Drawing inspiration from the French Maritime Code, we propose a new criteria-based definition for space debris that can clearly differentiate it from space objects. Under this definition, space debris must (a) be non-functional (b) unresponsive (c) uncontrollable, and (d) unidentifiable. This proposed framework ensures that each space object is evaluated based on these criteria and must meet at least three of the four criteria to be classified as debris. For example, Cosmos 2251 satisfies three out of the four criteria: the Russian government reported the satellite had ceasing function in 1995, making it non-functional and uncontrollable and unresponsive, but it remains identifiable, as it continues to be under Russia jurisdiction and ownership.

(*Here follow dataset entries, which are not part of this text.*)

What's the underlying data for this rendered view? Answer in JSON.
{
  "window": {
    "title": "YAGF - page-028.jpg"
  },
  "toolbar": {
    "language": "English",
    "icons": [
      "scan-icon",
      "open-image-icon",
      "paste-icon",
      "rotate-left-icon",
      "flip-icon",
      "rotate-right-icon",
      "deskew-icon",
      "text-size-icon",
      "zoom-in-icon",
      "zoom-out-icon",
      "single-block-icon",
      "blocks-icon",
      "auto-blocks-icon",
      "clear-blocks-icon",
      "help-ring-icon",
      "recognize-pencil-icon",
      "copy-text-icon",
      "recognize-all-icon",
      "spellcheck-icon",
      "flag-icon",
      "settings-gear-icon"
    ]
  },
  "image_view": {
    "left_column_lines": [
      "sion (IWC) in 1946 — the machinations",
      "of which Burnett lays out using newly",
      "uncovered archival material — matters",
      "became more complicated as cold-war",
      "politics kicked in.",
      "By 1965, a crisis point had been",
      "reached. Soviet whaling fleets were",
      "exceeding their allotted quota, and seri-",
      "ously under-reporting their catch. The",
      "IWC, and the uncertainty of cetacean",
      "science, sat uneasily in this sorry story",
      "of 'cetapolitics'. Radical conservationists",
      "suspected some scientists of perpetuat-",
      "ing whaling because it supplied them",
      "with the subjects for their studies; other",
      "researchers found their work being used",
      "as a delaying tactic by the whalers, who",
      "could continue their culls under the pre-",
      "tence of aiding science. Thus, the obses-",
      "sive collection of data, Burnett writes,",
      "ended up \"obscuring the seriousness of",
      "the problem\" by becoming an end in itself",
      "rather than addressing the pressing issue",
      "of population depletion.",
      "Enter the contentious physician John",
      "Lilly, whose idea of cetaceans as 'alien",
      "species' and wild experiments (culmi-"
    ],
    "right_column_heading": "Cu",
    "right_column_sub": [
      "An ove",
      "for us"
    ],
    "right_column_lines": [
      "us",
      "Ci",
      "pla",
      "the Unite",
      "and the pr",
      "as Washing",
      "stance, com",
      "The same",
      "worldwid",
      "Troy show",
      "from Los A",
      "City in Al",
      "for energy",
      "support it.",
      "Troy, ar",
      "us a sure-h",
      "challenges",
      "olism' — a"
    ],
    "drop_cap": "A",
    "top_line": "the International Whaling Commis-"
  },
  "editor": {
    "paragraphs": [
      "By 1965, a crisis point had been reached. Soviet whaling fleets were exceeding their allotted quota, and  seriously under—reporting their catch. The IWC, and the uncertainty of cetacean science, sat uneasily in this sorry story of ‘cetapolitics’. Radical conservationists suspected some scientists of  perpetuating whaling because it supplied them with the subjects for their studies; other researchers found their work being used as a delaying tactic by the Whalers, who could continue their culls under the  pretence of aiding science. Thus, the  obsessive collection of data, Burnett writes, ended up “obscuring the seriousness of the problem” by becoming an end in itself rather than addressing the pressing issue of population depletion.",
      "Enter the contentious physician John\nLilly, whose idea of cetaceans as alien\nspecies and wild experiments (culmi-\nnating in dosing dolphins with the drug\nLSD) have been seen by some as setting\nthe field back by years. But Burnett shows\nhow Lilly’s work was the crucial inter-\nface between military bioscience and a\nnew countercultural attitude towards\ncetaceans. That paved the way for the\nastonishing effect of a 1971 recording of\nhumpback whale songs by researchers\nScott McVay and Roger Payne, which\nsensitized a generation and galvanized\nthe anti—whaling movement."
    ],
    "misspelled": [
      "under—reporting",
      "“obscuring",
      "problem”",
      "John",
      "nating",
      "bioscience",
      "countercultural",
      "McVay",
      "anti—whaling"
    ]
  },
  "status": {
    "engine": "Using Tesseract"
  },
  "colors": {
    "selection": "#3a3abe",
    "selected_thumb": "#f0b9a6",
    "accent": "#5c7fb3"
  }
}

Inventive Cap and Trade space debris system

The potential Kessler cap-and-trade system could foster a comprehensive global response to space sustainability challenges. However, a key concern with such a system is that if we were to focus on allocating existing debris responsibilities to spacefaring states, this system would likely place an overwhelming financial burden on nations such as the United States and Russia. These two countries, being the largest contributors to space debris, could find themselves disproportionately accountable under the system, thereby risking their disengagement from the framework
Isolating such critical players from a Kessler cap-and-trade system would significantly undermine its overall efficacy. Nonetheless, the existence of the Paris Agreement illustrates that there is global willingness to embrace international cap-and-trade systems. As seen in the Agreement, various nations have incorporated carbon pricing mechanisms into their national environmental strategies, showcasing the feasibility of such an approach for space sustainability
The paper proposes the implementation of a Kessler credit system, which would operate as a space-specific cap and trade model. This system would ensure that each spacefaring state, as a signatory, commits to an annual target for space debris removal or prevention, customised to reflect its stage of space development. The establishment of debris caps would be determined on a case-by-case basis, reflecting each state’s unique circumstances. Moreover, spacefaring nations would be able to trade credits among themselves, depending on whether they exceed or meet their predetermined space debris removal target, thereby incentivising collective global action.

Conclusion

In summary, the current framework of international space law has considerable room for expansion, with valuable lessons to be drawn from environmental and maritime law. These lessons can be developed into more technical and robust legal frameworks to enhance the state of international space law and promote sustainable practices in space. Initiatives such as the Zero Debris Charter represent meaningful steps forward in the pursuit of more sustainable space policies, but there remain significant gaps that must be addressed. Undoubtedly, there are still giant leaps to be made, requiring the international community to take decisive actions in the near future.